Q: Is HSV keratitis contagious to other people?
Herpes simplex virus can spread through direct contact, but HSV keratitis itself refers to infection and inflammation in the cornea. Transmission risk depends on viral activity and contact with infectious secretions. Practical infection-control guidance is usually individualized in clinical settings.
Q: Does HSV keratitis usually affect one eye or both eyes?
HSV keratitis often presents in one eye, especially in recurrent cases. Bilateral disease can occur but is less typical and may prompt clinicians to consider additional factors, including immune status or alternative diagnoses. Patterns vary by clinician and case.
Q: Is HSV keratitis painful?
Symptoms range from mild irritation to significant pain, tearing, and light sensitivity. Pain level does not always match exam severity, especially if corneal sensation is reduced. Clinicians rely on both symptoms and slit-lamp findings.
Q: How long does HSV keratitis last?
The timeline varies with the type (epithelial vs stromal vs endothelial), severity, and response to treatment. Some episodes improve over days to weeks, while deeper inflammation can take longer and may require extended monitoring. Recurrence can happen later because HSV can remain latent.
Q: Can HSV keratitis cause long-term vision changes?
It can, particularly when stromal scarring, irregular astigmatism, or persistent corneal haze develops. Superficial episodes may heal with minimal lasting effects, while deeper involvement can leave more visible corneal changes. Long-term outcome depends on location, depth, and recurrence history.
Q: Is HSV keratitis “safe” to treat with eye drops?

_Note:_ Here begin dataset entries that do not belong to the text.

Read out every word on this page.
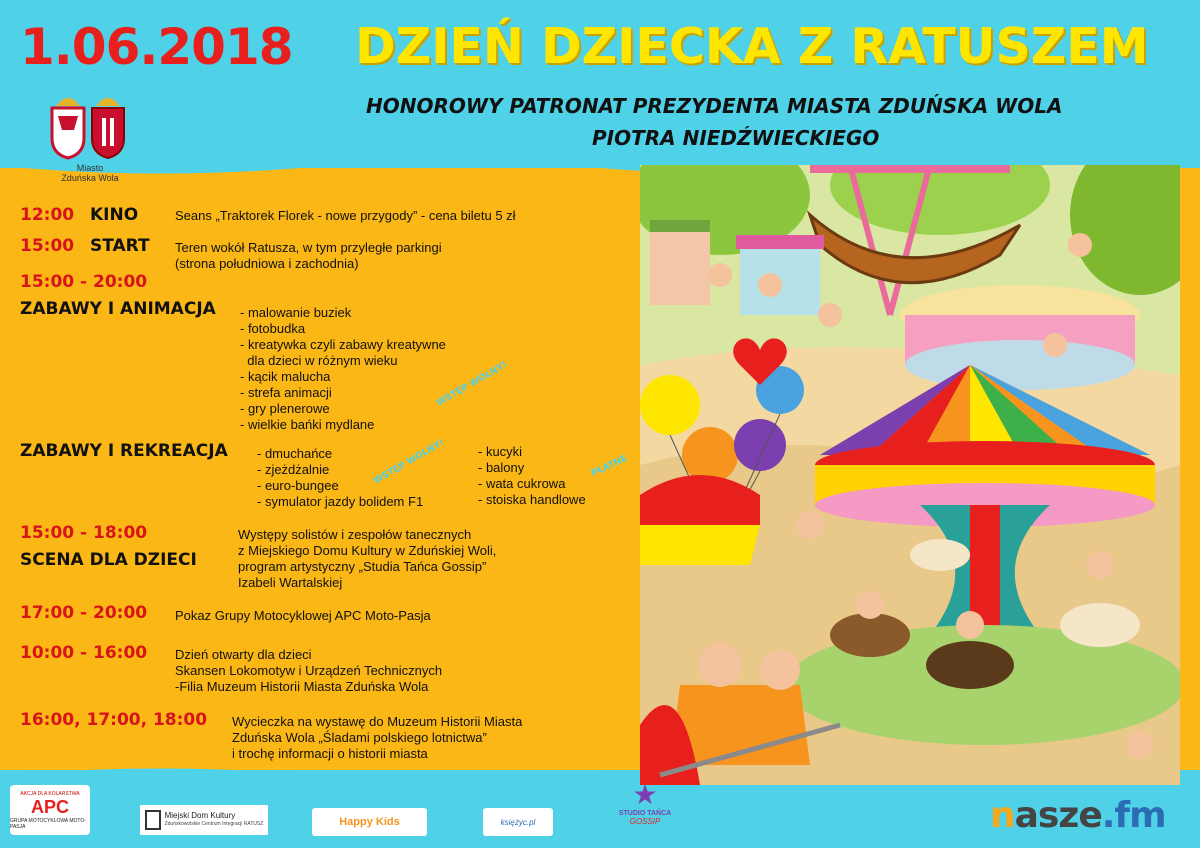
1.06.2018 DZIEŃ DZIECKA Z RATUSZEM
HONOROWY PATRONAT PREZYDENTA MIASTA ZDUŃSKA WOLA
PIOTRA NIEDŹWIECKIEGO
Miasto
Zduńska Wola
12:00 KINO	Seans „Traktorek Florek - nowe przygody” - cena biletu 5 zł
15:00 START Teren wokół Ratusza, w tym przyległe parkingi
(strona południowa i zachodnia)
15:00 - 20:00
ZABAWY I ANIMACJA - malowanie buziek
- fotobudka
- kreatywka czyli zabawy kreatywne
dla dzieci w różnym wieku
- kącik malucha
- strefa animacji
- gry plenerowe
- wielkie bańki mydlane
WSTĘP WOLNY!
ZABAWY I REKREACJA - dmuchańce
- zjeżdżalnie
- euro-bungee
- symulator jazdy bolidem F1
WSTĘP WOLNY! - kucyki
- balony
- wata cukrowa
- stoiska handlowe
PŁATNE
15:00 - 18:00
SCENA DLA DZIECI
Występy solistów i zespołów tanecznych
z Miejskiego Domu Kultury w Zduńskiej Woli,
program artystyczny „Studia Tańca Gossip”
Izabeli Wartalskiej
17:00 - 20:00 Pokaz Grupy Motocyklowej APC Moto-Pasja
10:00 - 16:00 Dzień otwarty dla dzieci
Skansen Lokomotyw i Urządzeń Technicznych
-Filia Muzeum Historii Miasta Zduńska Wola
16:00, 17:00, 18:00 Wycieczka na wystawę do Muzeum Historii Miasta
Zduńska Wola „Śladami polskiego lotnictwa”
i trochę informacji o historii miasta
AKCJA DLA KOLARSTWA
APC
GRUPA MOTOCYKLOWA MOTO-PASJA
Miejski Dom Kultury
Zduńskowolskie Centrum Integracji RATUSZ	Happy Kids	księżyc.pl
★
STUDIO TAŃCA
GOSSIP	nasze.fm
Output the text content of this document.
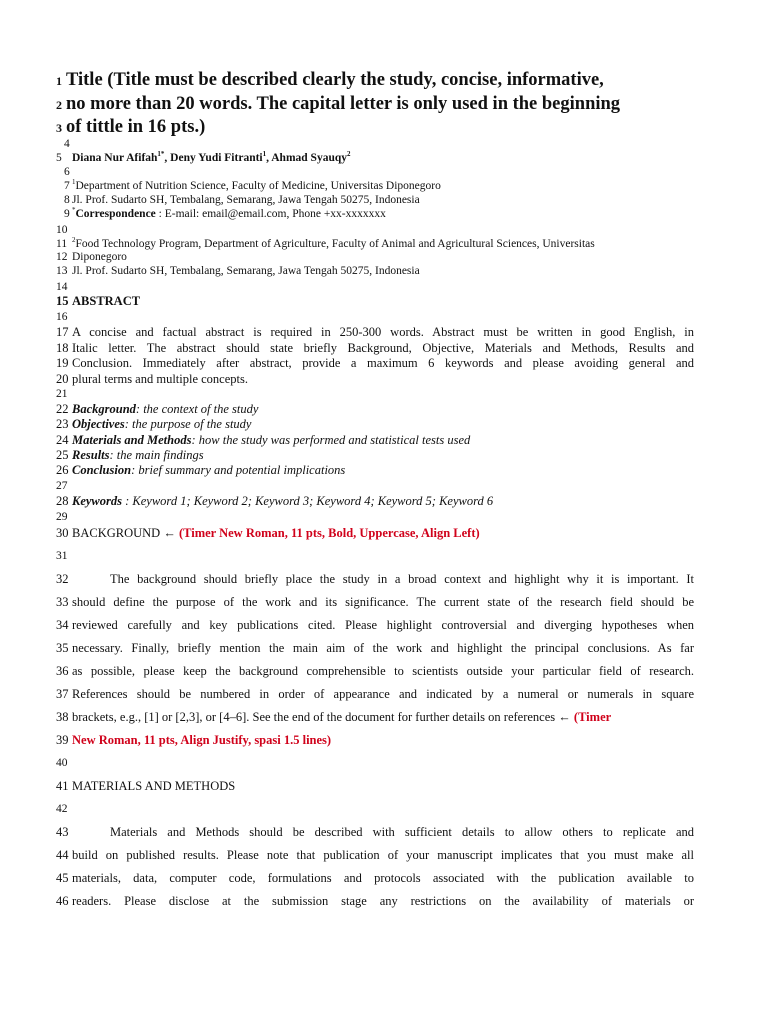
1 Title (Title must be described clearly the study, concise, informative,
2 no more than 20 words. The capital letter is only used in the beginning
3 of tittle in 16 pts.)
4
5 Diana Nur Afifah$^{1*}$, Deny Yudi Fitranti$^1$, Ahmad Syauqy$^2$
6
7 $^1$Department of Nutrition Science, Faculty of Medicine, Universitas Diponegoro
8 Jl. Prof. Sudarto SH, Tembalang, Semarang, Jawa Tengah 50275, Indonesia
9 *Correspondence : E-mail: email@email.com, Phone +xx-xxxxxxx
10
11 $^2$Food Technology Program, Department of Agriculture, Faculty of Animal and Agricultural Sciences, Universitas
12 Diponegoro
13 Jl. Prof. Sudarto SH, Tembalang, Semarang, Jawa Tengah 50275, Indonesia
14
15 ABSTRACT
16
17 A concise and factual abstract is required in 250-300 words. Abstract must be written in good English, in
18 Italic letter. The abstract should state briefly Background, Objective, Materials and Methods, Results and
19 Conclusion. Immediately after abstract, provide a maximum 6 keywords and please avoiding general and
20 plural terms and multiple concepts.
21
22 Background: the context of the study
23 Objectives: the purpose of the study
24 Materials and Methods: how the study was performed and statistical tests used
25 Results: the main findings
26 Conclusion: brief summary and potential implications
27
28 Keywords : Keyword 1; Keyword 2; Keyword 3; Keyword 4; Keyword 5; Keyword 6
29
30 BACKGROUND ← (Timer New Roman, 11 pts, Bold, Uppercase, Align Left)
31
32	The background should briefly place the study in a broad context and highlight why it is important. It
33 should define the purpose of the work and its significance. The current state of the research field should be
34 reviewed carefully and key publications cited. Please highlight controversial and diverging hypotheses when
35 necessary. Finally, briefly mention the main aim of the work and highlight the principal conclusions. As far
36 as possible, please keep the background comprehensible to scientists outside your particular field of research.
37 References should be numbered in order of appearance and indicated by a numeral or numerals in square
38 brackets, e.g., [1] or [2,3], or [4–6]. See the end of the document for further details on references ← (Timer
39 New Roman, 11 pts, Align Justify, spasi 1.5 lines)
40
41 MATERIALS AND METHODS
42
43	Materials and Methods should be described with sufficient details to allow others to replicate and
44 build on published results. Please note that publication of your manuscript implicates that you must make all
45 materials, data, computer code, formulations and protocols associated with the publication available to
46 readers. Please disclose at the submission stage any restrictions on the availability of materials or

Many cases are treated with topical and/or oral antiviral medications, and sometimes anti-inflammatory therapy in selected scenarios. Safety depends on the exact medication, dosing, and the eye’s findings, and requires clinician oversight. Side effects and risks vary by material and manufacturer (for drugs, by formulation) and by individual.
Q: Will I be able to drive or use screens if I have HSV keratitis?
Driving and screen tolerance depend on vision clarity, light sensitivity, and discomfort. Some people can function normally, while others experience significant blur or photophobia that interferes with daily tasks. Clinicians often base activity guidance on measured vision and symptom severity.
Q: What does HSV keratitis cost to diagnose and manage?
Costs vary widely by region, clinic setting, insurance coverage, and whether testing, imaging, or multiple follow-up visits are needed. Medication choice (topical vs oral, brand vs generic) can also change cost. There is no single standard price.
Q: Can HSV keratitis come back after it heals?
Yes, recurrence is a recognized feature because HSV can remain dormant in nerve tissue and later reactivate. Recurrence risk varies between individuals and may be influenced by triggers and immune factors. Preventive approaches may be considered for frequent recurrences, depending on clinician judgment.